CAPHRA Executive Coordinator Nancy Loucas emphasized that Australia’s approach has proven counterproductive. “When safer legal options are pushed out, illicit markets move in,” Loucas stated, urging Southeast Asian policymakers to view Australia as a warning rather than a model.
While acknowledging regional challenges like youth uptake and unregulated products, CAPHRA argues these issues require robust enforcement and tighter youth-access controls, not outright bans. Treating all smoke-free products with the same severity as cigarettes ignores the science of tobacco harm reduction.

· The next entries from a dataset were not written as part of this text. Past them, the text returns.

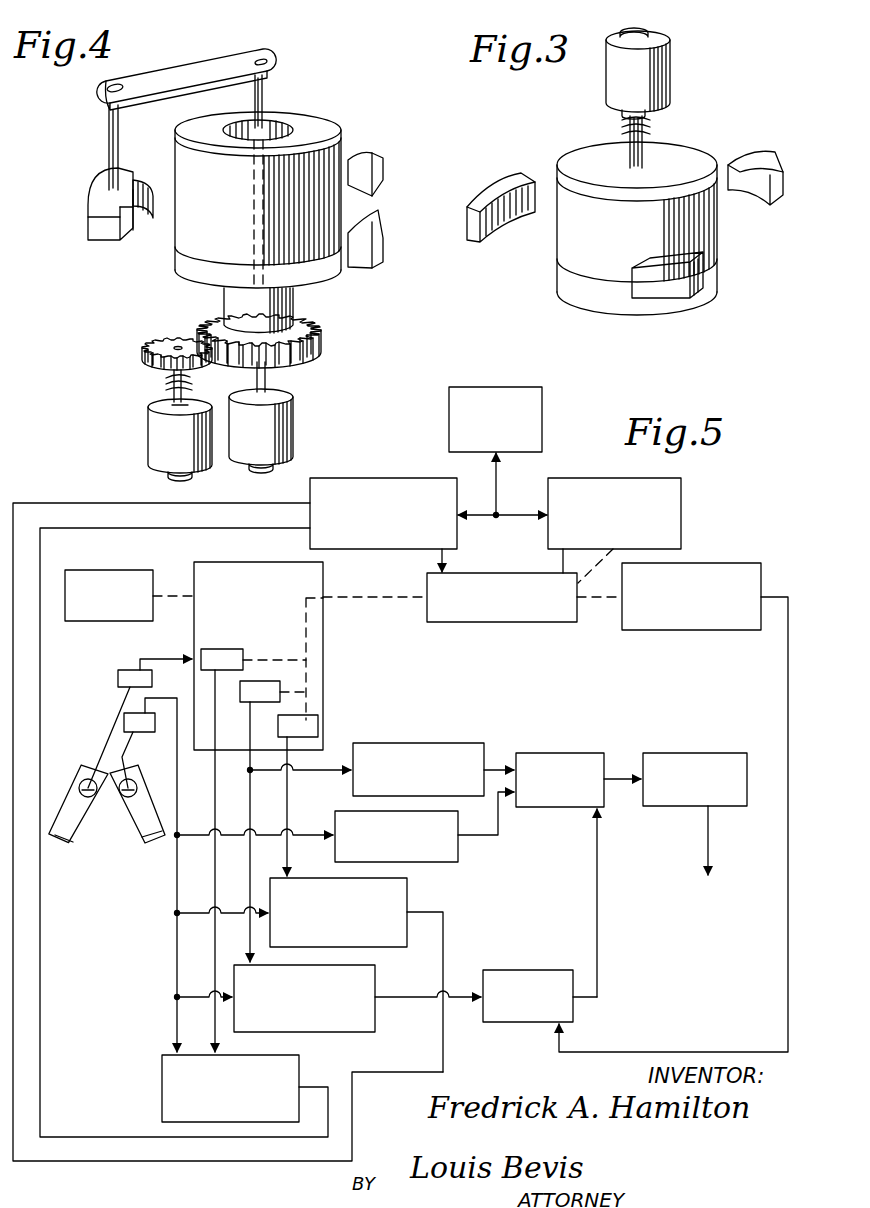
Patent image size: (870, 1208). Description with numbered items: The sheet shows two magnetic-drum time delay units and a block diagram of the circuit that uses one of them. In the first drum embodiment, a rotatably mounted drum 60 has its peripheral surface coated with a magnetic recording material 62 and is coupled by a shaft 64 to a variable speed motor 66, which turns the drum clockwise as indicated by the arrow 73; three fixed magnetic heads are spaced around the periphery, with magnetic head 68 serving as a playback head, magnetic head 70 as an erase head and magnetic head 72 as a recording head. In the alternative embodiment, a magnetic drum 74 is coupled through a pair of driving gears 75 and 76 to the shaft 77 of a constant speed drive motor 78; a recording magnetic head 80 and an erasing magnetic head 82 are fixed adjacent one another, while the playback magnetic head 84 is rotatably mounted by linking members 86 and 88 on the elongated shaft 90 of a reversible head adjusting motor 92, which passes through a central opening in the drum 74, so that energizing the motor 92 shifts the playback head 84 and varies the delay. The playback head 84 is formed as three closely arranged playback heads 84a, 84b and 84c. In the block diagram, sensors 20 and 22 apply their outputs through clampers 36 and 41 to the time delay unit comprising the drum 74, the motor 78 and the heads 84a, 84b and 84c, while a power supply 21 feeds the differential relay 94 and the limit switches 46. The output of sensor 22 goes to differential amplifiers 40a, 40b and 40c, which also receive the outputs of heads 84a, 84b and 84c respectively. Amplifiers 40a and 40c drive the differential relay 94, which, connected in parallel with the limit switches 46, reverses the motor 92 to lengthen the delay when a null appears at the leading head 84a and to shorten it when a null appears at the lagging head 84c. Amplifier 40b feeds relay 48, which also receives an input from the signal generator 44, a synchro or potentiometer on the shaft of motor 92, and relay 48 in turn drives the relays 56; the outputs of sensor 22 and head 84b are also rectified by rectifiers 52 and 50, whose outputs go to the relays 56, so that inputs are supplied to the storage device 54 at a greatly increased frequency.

In FIG. 5, the sensor 20 is at (66, 790).
In FIG. 5, the power supply 21 is at (543, 413).
In FIG. 5, the sensor 22 is at (152, 790).
In FIG. 5, the clamper 36 is at (125, 670).
In FIG. 5, the differential amplifier 40a is at (407, 894).
In FIG. 5, the differential amplifier 40b is at (362, 1032).
In FIG. 5, the differential amplifier 40c is at (162, 1087).
In FIG. 5, the clamper 41 is at (130, 720).
In FIG. 5, the signal generator 44 is at (684, 631).
In FIG. 5, the limit switches 46 is at (682, 505).
In FIG. 5, the relay 48 is at (510, 1023).
In FIG. 5, the rectifier 50 is at (437, 743).
In FIG. 5, the rectifier 52 is at (458, 852).
In FIG. 5, the storage device 54 is at (707, 753).
In FIG. 5, the relays 56 is at (568, 753).
In FIG. 3, the drum 60 is at (692, 146).
In FIG. 3, the magnetic recording material 62 is at (710, 229).
In FIG. 3, the shaft 64 is at (660, 150).
In FIG. 3, the variable speed motor 66 is at (662, 73).
In FIG. 3, the magnetic head 68 is at (754, 158).
In FIG. 3, the magnetic head 70 is at (679, 285).
In FIG. 3, the magnetic head 72 is at (496, 180).
In FIG. 3, the arrow 73 is at (622, 135).
In FIG. 4, the magnetic drum 74 is at (330, 128).
In FIG. 5, the magnetic drum 74 is at (324, 632).
In FIG. 4, the driving gear 75 is at (322, 346).
In FIG. 4, the driving gear 76 is at (142, 353).
In FIG. 4, the shaft 77 is at (166, 378).
In FIG. 4, the constant speed drive motor 78 is at (158, 431).
In FIG. 5, the constant speed drive motor 78 is at (107, 570).
In FIG. 4, the recording magnetic head 80 is at (371, 255).
In FIG. 4, the erasing magnetic head 82 is at (371, 165).
In FIG. 4, the playback magnetic head 84 is at (94, 194).
In FIG. 4, the playback head 84a is at (104, 235).
In FIG. 5, the playback head 84a is at (312, 726).
In FIG. 4, the playback head 84b is at (130, 222).
In FIG. 5, the playback head 84b is at (275, 690).
In FIG. 4, the playback head 84c is at (150, 218).
In FIG. 5, the playback head 84c is at (238, 657).
In FIG. 4, the linking member 86 is at (108, 133).
In FIG. 4, the linking member 88 is at (188, 70).
In FIG. 4, the shaft 90 is at (265, 97).
In FIG. 4, the magnetic head adjusting motor 92 is at (294, 422).
In FIG. 5, the magnetic head adjusting motor 92 is at (505, 624).
In FIG. 5, the differential relay 94 is at (368, 480).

Clarisse Virgino of CAPHRA Philippines warned that excluding adult consumers from policy debates risks backfiring. If governments over-correct with bans, they protect the cigarette market from competition and empower illicit cartels.
Instead of importing failed prohibitionist models, CAPHRA advocates for a balanced regulatory framework. They suggest Southeast Asian governments focus on:
- Strict age-verification and youth-access controls.
- Rigorous product quality and safety standards.
- Preserving legal, regulated access to lower-risk alternatives for adult smokers trying to quit.
Ultimately, CAPHRA notes that even former World Health Organization (WHO) figures support tobacco harm reduction as a viable public health strategy. “A bad nicotine policy does not end demand,” Loucas warned. “It just hands that demand to illegal markets.”